Enforce branch protection

Published on August 16th, 2023

Branch protection can bring an extra layer of security to your organization by ensuring that code must be reviewed and tested before being merged. With Tech Insights, you can ensure teams are using branch protection on their software.

In this tutorial, we’re going to:

  1. Automatically scan Components in the Backstage catalog and record whether or not features like branch protection and required reviews are turned on or off for their GitHub repositories.
  2. Visualize the percentage of components with branch protection turned on or off.

As we go through this process, you’ll learn how to create Data Sources that interact with the GitHub APIs.

Prerequisites

  1. You must have a Personal Access Token (PAT) for GitHub set in Administration → Settings → Secrets → GITHUB_TOKEN. This PAT must have the “repo” scope enabled.

    We recommend creating the PAT on an account which has admin permissions in GitHub. Tokens associated with regular user accounts will not be able to see the branch protection settings on all repositories. Learn how to create a PAT in the GitHub docs.

    pat permissions

Create a branch protection Data Source

  1. Visit Tech Insights and click into the Data Sources tab. Click the ADD DATA SOURCE button to create a new data source.

    a button on a web interface

  2. Name the Data Source “GitHub branch protection” and give it the description “Detects if branch protection is turned on for the main branch of a repository.”

    about.png

  3. In the Data Provider section, select the built-in “/github/api” proxy and enter the Path Extension

    repos/{{ metadata.annotations["github.com/project-slug"] }}/branches/main/protection
  4. In the input labelled “Select Entity to test data source against”, choose an Entity in the catalog that has the github.com/project-slug annotation set, and has branch protection turned on for the repository the annotation points at.
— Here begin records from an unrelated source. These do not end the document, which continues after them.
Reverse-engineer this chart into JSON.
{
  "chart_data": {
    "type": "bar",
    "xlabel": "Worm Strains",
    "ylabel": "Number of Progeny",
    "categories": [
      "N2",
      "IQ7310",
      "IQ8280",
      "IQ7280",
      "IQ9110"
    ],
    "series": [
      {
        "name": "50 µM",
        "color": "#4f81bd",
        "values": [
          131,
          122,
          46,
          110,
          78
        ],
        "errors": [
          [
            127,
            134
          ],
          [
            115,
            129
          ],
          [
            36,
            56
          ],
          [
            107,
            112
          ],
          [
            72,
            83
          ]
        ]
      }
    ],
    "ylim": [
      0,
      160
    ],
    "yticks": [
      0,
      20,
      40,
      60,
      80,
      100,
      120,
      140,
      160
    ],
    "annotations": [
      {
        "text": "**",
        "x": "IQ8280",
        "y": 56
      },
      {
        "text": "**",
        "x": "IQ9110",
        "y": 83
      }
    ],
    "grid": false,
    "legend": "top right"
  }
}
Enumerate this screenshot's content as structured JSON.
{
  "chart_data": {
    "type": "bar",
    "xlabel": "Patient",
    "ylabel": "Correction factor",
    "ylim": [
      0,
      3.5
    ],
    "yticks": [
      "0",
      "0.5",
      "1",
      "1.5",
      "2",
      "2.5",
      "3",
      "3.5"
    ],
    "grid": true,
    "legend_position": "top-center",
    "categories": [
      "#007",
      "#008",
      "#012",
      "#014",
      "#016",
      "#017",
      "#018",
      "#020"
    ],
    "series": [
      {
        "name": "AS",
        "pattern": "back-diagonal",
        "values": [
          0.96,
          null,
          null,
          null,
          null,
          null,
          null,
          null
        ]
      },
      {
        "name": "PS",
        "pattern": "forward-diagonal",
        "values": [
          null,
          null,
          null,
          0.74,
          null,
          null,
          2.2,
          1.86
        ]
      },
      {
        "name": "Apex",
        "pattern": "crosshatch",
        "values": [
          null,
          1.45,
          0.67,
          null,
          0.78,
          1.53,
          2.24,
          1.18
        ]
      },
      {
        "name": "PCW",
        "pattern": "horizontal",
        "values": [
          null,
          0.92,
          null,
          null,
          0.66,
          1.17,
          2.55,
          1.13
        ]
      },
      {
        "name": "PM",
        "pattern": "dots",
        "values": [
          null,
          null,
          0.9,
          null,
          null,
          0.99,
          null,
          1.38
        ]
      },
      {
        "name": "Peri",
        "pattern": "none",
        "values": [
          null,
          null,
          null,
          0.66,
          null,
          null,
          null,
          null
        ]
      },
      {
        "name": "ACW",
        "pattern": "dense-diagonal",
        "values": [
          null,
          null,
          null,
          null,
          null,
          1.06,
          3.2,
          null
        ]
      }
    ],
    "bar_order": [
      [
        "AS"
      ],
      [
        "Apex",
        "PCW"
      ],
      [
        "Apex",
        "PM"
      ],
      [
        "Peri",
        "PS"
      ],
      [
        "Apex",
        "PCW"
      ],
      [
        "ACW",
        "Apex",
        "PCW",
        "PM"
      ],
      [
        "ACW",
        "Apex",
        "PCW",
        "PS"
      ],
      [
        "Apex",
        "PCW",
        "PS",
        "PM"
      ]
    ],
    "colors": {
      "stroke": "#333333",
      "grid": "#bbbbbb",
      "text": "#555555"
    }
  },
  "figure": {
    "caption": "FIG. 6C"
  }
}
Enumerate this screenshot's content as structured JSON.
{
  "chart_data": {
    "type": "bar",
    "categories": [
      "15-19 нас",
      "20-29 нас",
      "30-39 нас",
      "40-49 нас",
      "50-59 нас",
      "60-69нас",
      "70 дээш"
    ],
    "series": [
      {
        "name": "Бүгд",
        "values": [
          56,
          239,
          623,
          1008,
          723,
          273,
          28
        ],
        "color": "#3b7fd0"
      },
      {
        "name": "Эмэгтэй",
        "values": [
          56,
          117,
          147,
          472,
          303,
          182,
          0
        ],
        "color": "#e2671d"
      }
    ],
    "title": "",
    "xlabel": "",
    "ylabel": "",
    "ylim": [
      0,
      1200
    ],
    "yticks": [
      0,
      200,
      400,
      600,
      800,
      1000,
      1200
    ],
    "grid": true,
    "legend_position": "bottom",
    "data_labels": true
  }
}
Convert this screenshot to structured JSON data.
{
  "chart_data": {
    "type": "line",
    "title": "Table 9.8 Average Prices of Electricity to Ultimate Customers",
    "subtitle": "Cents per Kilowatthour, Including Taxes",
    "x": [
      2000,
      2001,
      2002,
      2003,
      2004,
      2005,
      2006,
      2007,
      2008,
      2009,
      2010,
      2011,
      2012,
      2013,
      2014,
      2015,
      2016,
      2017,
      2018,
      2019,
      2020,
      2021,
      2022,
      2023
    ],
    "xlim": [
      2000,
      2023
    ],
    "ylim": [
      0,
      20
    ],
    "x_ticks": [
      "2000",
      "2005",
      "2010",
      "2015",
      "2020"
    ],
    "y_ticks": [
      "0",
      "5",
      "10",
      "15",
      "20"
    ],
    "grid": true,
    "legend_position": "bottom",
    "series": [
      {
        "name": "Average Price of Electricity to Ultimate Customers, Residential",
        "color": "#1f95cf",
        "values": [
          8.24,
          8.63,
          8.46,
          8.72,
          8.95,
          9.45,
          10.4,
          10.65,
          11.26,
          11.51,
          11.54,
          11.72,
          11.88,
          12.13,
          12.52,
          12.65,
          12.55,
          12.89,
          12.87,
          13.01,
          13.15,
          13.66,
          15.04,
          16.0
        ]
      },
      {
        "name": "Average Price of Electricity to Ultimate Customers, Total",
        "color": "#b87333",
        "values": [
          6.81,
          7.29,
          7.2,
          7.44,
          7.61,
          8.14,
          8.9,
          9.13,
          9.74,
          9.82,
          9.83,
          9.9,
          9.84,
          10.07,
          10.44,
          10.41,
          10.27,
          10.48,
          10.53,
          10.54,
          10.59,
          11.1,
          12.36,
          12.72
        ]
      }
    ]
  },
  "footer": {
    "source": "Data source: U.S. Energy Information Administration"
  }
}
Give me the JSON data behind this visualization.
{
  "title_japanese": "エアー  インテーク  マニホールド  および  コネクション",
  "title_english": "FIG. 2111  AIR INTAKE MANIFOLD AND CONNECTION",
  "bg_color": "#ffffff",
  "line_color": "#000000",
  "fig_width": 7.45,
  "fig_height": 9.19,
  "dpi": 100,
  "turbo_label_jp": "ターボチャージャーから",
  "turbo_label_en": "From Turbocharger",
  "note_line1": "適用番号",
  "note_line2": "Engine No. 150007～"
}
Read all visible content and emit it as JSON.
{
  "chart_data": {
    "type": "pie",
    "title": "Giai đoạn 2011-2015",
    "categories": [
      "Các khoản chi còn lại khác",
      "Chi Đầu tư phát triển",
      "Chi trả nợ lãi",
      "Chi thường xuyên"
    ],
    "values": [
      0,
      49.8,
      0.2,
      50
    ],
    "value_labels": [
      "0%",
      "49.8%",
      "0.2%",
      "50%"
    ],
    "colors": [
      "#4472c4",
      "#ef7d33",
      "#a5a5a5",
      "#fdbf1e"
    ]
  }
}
Click the VIEW button and you should see a response from the GitHub API.

    github-response.png

  5. In the field extraction box, fill out the inputs with the following values.

    Fact name JSONata query Type
    Is branch protected $exists(url) Boolean
    Enforce admins enabled enforce_admins.enabled Boolean
    Linear history required enabled required_linear_history.enabled Boolean
    Allow force pushes enabled allow_force_pushes.enabled Boolean
    Allow deletions enabled allow_deletions.enabled Boolean
    Block creations enabled block_creations.enabled Boolean
    Required signatures enabled required_signatures.enabled Boolean
    Dismiss stale reviews required_pull_request_reviews.dismiss_stale_reviews Boolean
    Require code owner reviews required_pull_request_reviews.require_code_owner_reviews Boolean
    Require last push approval required_pull_request_reviews.require_last_push_approval Boolean
    Required approving review count required_pull_request_reviews.required_approving_review_count Integer
    Strict required status checks required_status_checks.strict Boolean
  6. Click the CHECK FACTS button and you should see that the facts are successfully extracted from the test response.

    extraction.png

  7. In the “Applies to” section, set the following filters:

    Type Component
    Lifecycle Production
    Has Annotation github.com/project-slug
  8. Save the Data Source. After a minute or two, you should see results start to come in.

    ds-results.png

Visualise the percentage of Components with branch protection

Roadie Data Sources comes with a built-in visualisation panel which lets us get an overview of the Dockerfile base image versions being used. When viewing a Data Source, expand the “Facts visualization” section to see it.

viz.png

This chart tells us that 81% of Components have branch protection turned on in their repositories.